Samer no existe, es el seudónimo de alguien que sí existe, y que ha vivido situaciones que habrían acabado en segundos con cualquiera de nosotros, felices y afortunadísimos ciudadanos del primer mundo.

Pero a Samer no es fácil derrotarlo. Ha vivido una tragedia permanente tan infausta que, si nos la mostrara Bigelow en una gran pantalla, quizá no la creeríamos. Eso lo ha hecho más fuerte aunque cada día acumule nuevas razones para dejar de creer en lejanos salvadores occidentales.

Su ciudad ha sido secuestrada por la violencia y por la ignorancia. Por el dolor de estos años imposibles. Poca esperanza le queda a Samer, pero aún conserva la suficiente para continuar peleando porque no se le extinga y se rinda.

Nuestro país no ha sido exactamente secuestrado en estos tumultuosos días, pero sí se asemeja a un envejecido corredor exhausto que lucha para concluir esta maratón como sea, aunque sienta cómo las piernas se le acalambran hasta límites intolerables. Pero sigue, y sigue, sabiendo que está agotado, como también lo está el sistema autonómico vigente.

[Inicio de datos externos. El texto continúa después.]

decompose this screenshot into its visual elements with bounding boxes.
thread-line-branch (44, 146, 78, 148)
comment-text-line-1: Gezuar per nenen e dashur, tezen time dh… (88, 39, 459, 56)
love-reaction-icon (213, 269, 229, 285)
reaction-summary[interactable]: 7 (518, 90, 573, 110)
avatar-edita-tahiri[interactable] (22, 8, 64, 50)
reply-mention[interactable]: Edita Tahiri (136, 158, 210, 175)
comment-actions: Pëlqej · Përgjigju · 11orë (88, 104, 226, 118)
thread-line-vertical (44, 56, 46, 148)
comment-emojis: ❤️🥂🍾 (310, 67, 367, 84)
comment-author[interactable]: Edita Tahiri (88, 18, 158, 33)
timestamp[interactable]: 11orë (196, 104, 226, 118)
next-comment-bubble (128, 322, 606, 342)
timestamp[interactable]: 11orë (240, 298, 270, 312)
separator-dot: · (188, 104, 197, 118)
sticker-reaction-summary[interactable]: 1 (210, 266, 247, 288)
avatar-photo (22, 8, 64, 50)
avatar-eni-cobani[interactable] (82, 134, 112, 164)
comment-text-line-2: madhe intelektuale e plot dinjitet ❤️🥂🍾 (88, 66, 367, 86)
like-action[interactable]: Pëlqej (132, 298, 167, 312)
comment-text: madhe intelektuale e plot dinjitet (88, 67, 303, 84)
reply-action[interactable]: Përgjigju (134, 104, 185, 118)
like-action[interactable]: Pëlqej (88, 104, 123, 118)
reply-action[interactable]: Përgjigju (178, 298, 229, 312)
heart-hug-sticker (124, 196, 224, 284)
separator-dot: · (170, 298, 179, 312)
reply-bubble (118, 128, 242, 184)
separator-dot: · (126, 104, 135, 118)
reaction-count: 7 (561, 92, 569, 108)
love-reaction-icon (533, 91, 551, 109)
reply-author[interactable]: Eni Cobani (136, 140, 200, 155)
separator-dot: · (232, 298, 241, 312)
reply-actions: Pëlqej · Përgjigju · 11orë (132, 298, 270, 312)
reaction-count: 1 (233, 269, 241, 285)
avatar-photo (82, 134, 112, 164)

Procedería analizar si puede seguir corriendo maratones; sería imprescindible, también, al comprobar que cientos de miles de personas desean tumbarlo, y otros tantos defenderlo, reflexionar sobre cómo transformar un rumbo agotado y con un final anunciado, antes o después, en otro enérgico y evolucionado, que sirva para afrontar nuevos tiempos.

Samer nunca se va a rendir, eso es seguro. Ojalá que la democracia tampoco lo haga.